Durant six années d'une paix introublée, une décadence générale s'est silencieusement accomplie. J'en ai eu la pénible et brusque impression, lorsque, rentré de l'exil, en décembre 1908, je vis la ville de Port-au-Prince dans un état qui fait saigner le cœur du patriote. Les hommes, de même que les rues insalubres et les ruines amoncelées des incendies de juillet, m'apparurent dans un égal délabrement. Des magistrats du tribunal de cassation, des juges du tribunal civil, des pères de familles considérables et d'anciens commerçants naguère aisés, montraient dans leur mise et jusque dans leur attitude un désarroi qui révèle la lutte constante avec le besoin et le dénuement, suivant le degré qu'on occupe dans l'échelle sociale. Ce sont surtout les plus honorables qui étaient les plus meurtris.

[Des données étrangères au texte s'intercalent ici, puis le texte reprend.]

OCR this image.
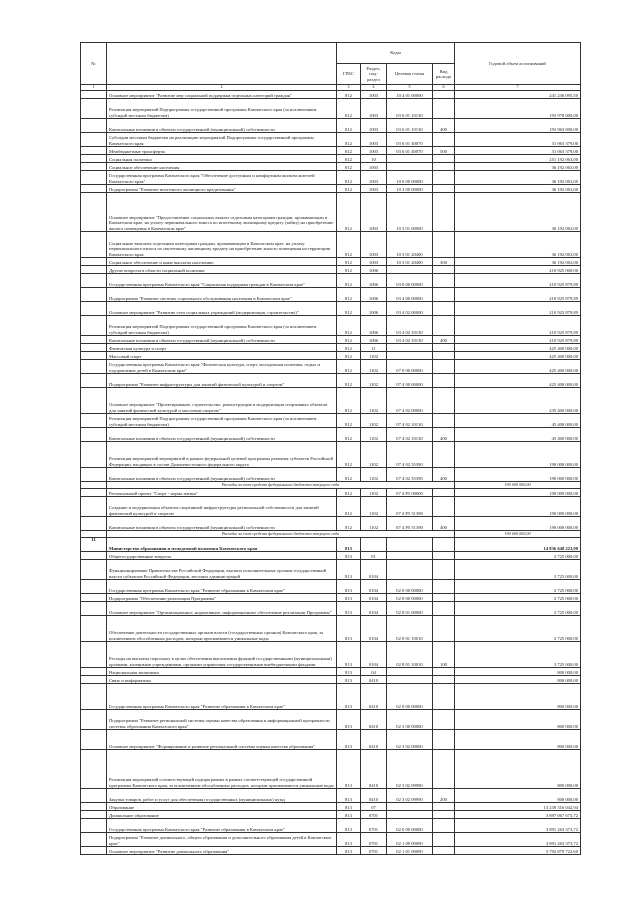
№		Коды				Годовой объем ассигнований
		ГРБС	Раздел, под-раздел	Целевая статья	Вид расхода	
1	2	3	4	5	6	7
	Основное мероприятие "Развитие мер социальной поддержки отдельных категорий граждан"	812	1003	10 4 01 00000		241 236 095,50
	Реализация мероприятий Подпрограммы государственной программы Камчатского края (за исключением субсидий местным бюджетам)	812	1003	03 6 01 10130		193 978 000,00
	Капитальные вложения в объекты государственной (муниципальной) собственности	812	1003	03 6 01 10130	400	193 963 000,00
	Субсидии местным бюджетам на реализацию мероприятий Подпрограммы государственной программы Камчатского края	812	1003	03 6 01 40070		31 063 379,00
	Межбюджетные трансферты	812	1003	03 6 01 40070	500	31 063 379,00
	Социальная политика	812	10			251 192 063,00
	Социальное обеспечение населения	812	1003			36 192 063,00
	Государственная программа Камчатского края "Обеспечение доступным и комфортным жильем жителей Камчатского края"	812	1003	10 0 00 00000		36 192 063,00
	Подпрограмма "Развитие ипотечного жилищного кредитования"	812	1003	10 3 00 00000		36 192 063,00
	Основное мероприятие "Предоставление социальных выплат отдельным категориям граждан, проживающим в Камчатском крае, на уплату первоначального взноса по ипотечному жилищному кредиту (займу) на приобретение жилого помещения в Камчатском крае"	812	1003	10 3 01 00000		36 192 063,00
	Социальные выплаты отдельным категориям граждан, проживающим в Камчатском крае, на уплату первоначального взноса по ипотечному жилищному кредиту на приобретение жилого помещения на территории Камчатского края	812	1003	10 3 01 20400		36 192 063,00
	Социальное обеспечение и иные выплаты населению	812	1003	10 3 01 20400	300	36 192 063,00
	Другие вопросы в области социальной политики	812	1006			210 925 000,00
	Государственная программа Камчатского края "Социальная поддержка граждан в Камчатском крае"	812	1006	03 0 00 00000		210 925 879,89
	Подпрограмма "Развитие системы социального обслуживания населения в Камчатском крае"	812	1006	03 4 00 00000		210 925 879,89
	Основное мероприятие "Развитие сети социальных учреждений (модернизация, строительство)"	812	1006	03 4 02 00000		210 925 879,89
	Реализация мероприятий Подпрограммы государственной программы Камчатского края (за исключением субсидий местным бюджетам)	812	1006	03 4 02 10130		210 925 879,89
	Капитальные вложения в объекты государственной (муниципальной) собственности	812	1006	03 4 02 10130	400	210 925 879,89
	Физическая культура и спорт	812	11			425 400 000,00
	Массовый спорт	812	1102			425 400 000,00
	Государственная программа Камчатского края "Физическая культура, спорт, молодежная политика, отдых и оздоровление детей в Камчатском крае"	812	1102	07 0 00 00000		425 400 000,00
	Подпрограмма "Развитие инфраструктуры для занятий физической культурой и спортом"	812	1102	07 4 00 00000		425 400 000,00
	Основное мероприятие "Проектирование, строительство, реконструкция и модернизация спортивных объектов для занятий физической культурой и массовым спортом"	812	1102	07 4 02 00000		235 400 000,00
	Реализация мероприятий Подпрограммы государственной программы Камчатского края (за исключением субсидий местным бюджетам)	812	1102	07 4 02 10130		45 400 000,00
	Капитальные вложения в объекты государственной (муниципальной) собственности	812	1102	07 4 02 10130	400	45 400 000,00
	Реализация мероприятий мероприятий в рамках федеральной целевой программы развития субъектов Российской Федерации, входящих в состав Дальневосточного федерального округа	812	1102	07 4 02 55390		190 000 000,00
	Капитальные вложения в объекты государственной (муниципальной) собственности	812	1102	07 4 02 55390	400	190 000 000,00
	Расходы за счет средств федерального бюджета текущего года					190 000 000,00
	Региональный проект "Спорт - норма жизни"	812	1102	07 4 P5 00000		190 000 000,00
	Создание и модернизация объектов спортивной инфраструктуры региональной собственности для занятий физической культурой и спортом	812	1102	07 4 P5 51390		190 000 000,00
	Капитальные вложения в объекты государственной (муниципальной) собственности	812	1102	07 4 P5 51390	400	190 000 000,00
	Расходы за счет средств федерального бюджета текущего года					190 000 000,00
11	Министерство образования и молодежной политики Камчатского края	813				14 836 648 223,90
	Общегосударственные вопросы	813	01			3 725 000,00
	Функционирование Правительства Российской Федерации, высших исполнительных органов государственной власти субъектов Российской Федерации, местных администраций	813	0104			3 725 000,00
	Государственная программа Камчатского края "Развитие образования в Камчатском крае"	813	0104	02 0 00 00000		3 725 000,00
	Подпрограмма "Обеспечение реализации Программы"	813	0104	02 8 00 00000		3 725 000,00
	Основное мероприятие "Организационное, нормативное, информационное обеспечение реализации Программы"	813	0104	02 8 01 00000		3 725 000,00
	Обеспечение деятельности государственных органов власти (государственных органов) Камчатского края, за исключением обособленных расходов, которым присваиваются уникальные коды	813	0104	02 8 01 10010		3 725 000,00
	Расходы на выплаты персоналу в целях обеспечения выполнения функций государственными (муниципальными) органами, казенными учреждениями, органами управления государственными внебюджетными фондами	813	0104	02 8 01 10010	100	3 725 000,00
	Национальная экономика	813	04			800 000,00
	Связь и информатика	813	0410			800 000,00
	Государственная программа Камчатского края "Развитие образования в Камчатском крае"	813	0410	02 0 00 00000		800 000,00
	Подпрограмма "Развитие региональной системы оценки качества образования и информационной прозрачности системы образования Камчатского края"	813	0410	02 3 00 00000		800 000,00
	Основное мероприятие "Формирование и развитие региональной системы оценки качества образования"	813	0410	02 3 02 00000		800 000,00
	Реализация мероприятий соответствующей подпрограммы в рамках соответствующей государственной программы Камчатского края, за исключением обособленных расходов, которым присваиваются уникальные коды	813	0410	02 3 02 09990		800 000,00
	Закупка товаров, работ и услуг для обеспечения государственных (муниципальных) нужд	813	0410	02 3 02 09990	200	800 000,00
	Образование	813	07			13 239 316 042,94
	Дошкольное образование	813	0701			3 897 067 675,72
	Государственная программа Камчатского края "Развитие образования в Камчатском крае"	813	0701	02 0 00 00000		3 891 263 373,72
	Подпрограмма "Развитие дошкольного, общего образования и дополнительного образования детей в Камчатском крае"	813	0701	02 1 00 00000		3 891 263 373,72
	Основное мероприятие "Развитие дошкольного образования"	813	0701	02 1 01 00000		3 792 879 722,60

Quant au petit peuple, il était à ce point misérable qu'il ne se gênait guère pour mendier, son travail devenant insuffisant à le nourrir, quand il trouvait quelque chose à faire. À cette misère écœurante il se joignait, dans la masse des campagnards et des soldats, une ignorance incroyable. Le général Simon était élu, depuis huit jours président d'Haïti, que des groupes de paysannes, me voyant passer et apprenant qui je suis, faisaient des révérences et me bénissaient, me croyant le [vii] chef de l'État. Pour la simple raison qu'elles avaient, durant des années, entendu opposer mon nom à celui du chef tombé. Leur logique primitive et fruste concluait que, puisque l'autre était embarqué et que j'étais à la capitale, j'étais fatalement son remplaçant. Naïveté des pauvres d'esprit ! Il a fallu maintes fois m'esquiver, en hâte, de ces bêtises compromettantes. Elles montrent combien peu ce pauvre peuple est avisé sur celui qui dirige ses destinées.
D'autre part, des escouades de soldats conduits par des officiers se relayaient dans la cour de la maison où je logeais, me saluaient militairement, comme si j'étais une autorité, puis m'exposaient leurs griefs, leurs misères, en me priant de faire quelque chose pour eux. Ceux-là croyaient que je gouvernais conjointement avec le président et qu'un mot de moi pouvait les faire retourner à leurs foyers abandonnés, où ils échapperaient à la faim et à la maladie. Mais, en dernière analyse, il fallait toujours leur tendre la main ; car leur tenue piteuse et leur mine famélique faisaient un pénible contraste avec leur rôle martial de protecteur de la paix publique. Tout cela parait invraisemblable, au premier abord ; mais quoi de plus explicable, lorsqu'on sait que, sur cent campagnards ou soldats, à peine y en a-t-il quatre qui sachent lire! Ils sont incapables de prendre connaissance des décrets législatifs ou des proclamations présidentielles et [viii] de lire les journaux qui répandent les nouvelles. Il leur faut donc un bon laps de temps pour être renseignés sur les affaires qui les intéressent le plus et savoir, par la tradition orale, l'ordre de choses réellement établi.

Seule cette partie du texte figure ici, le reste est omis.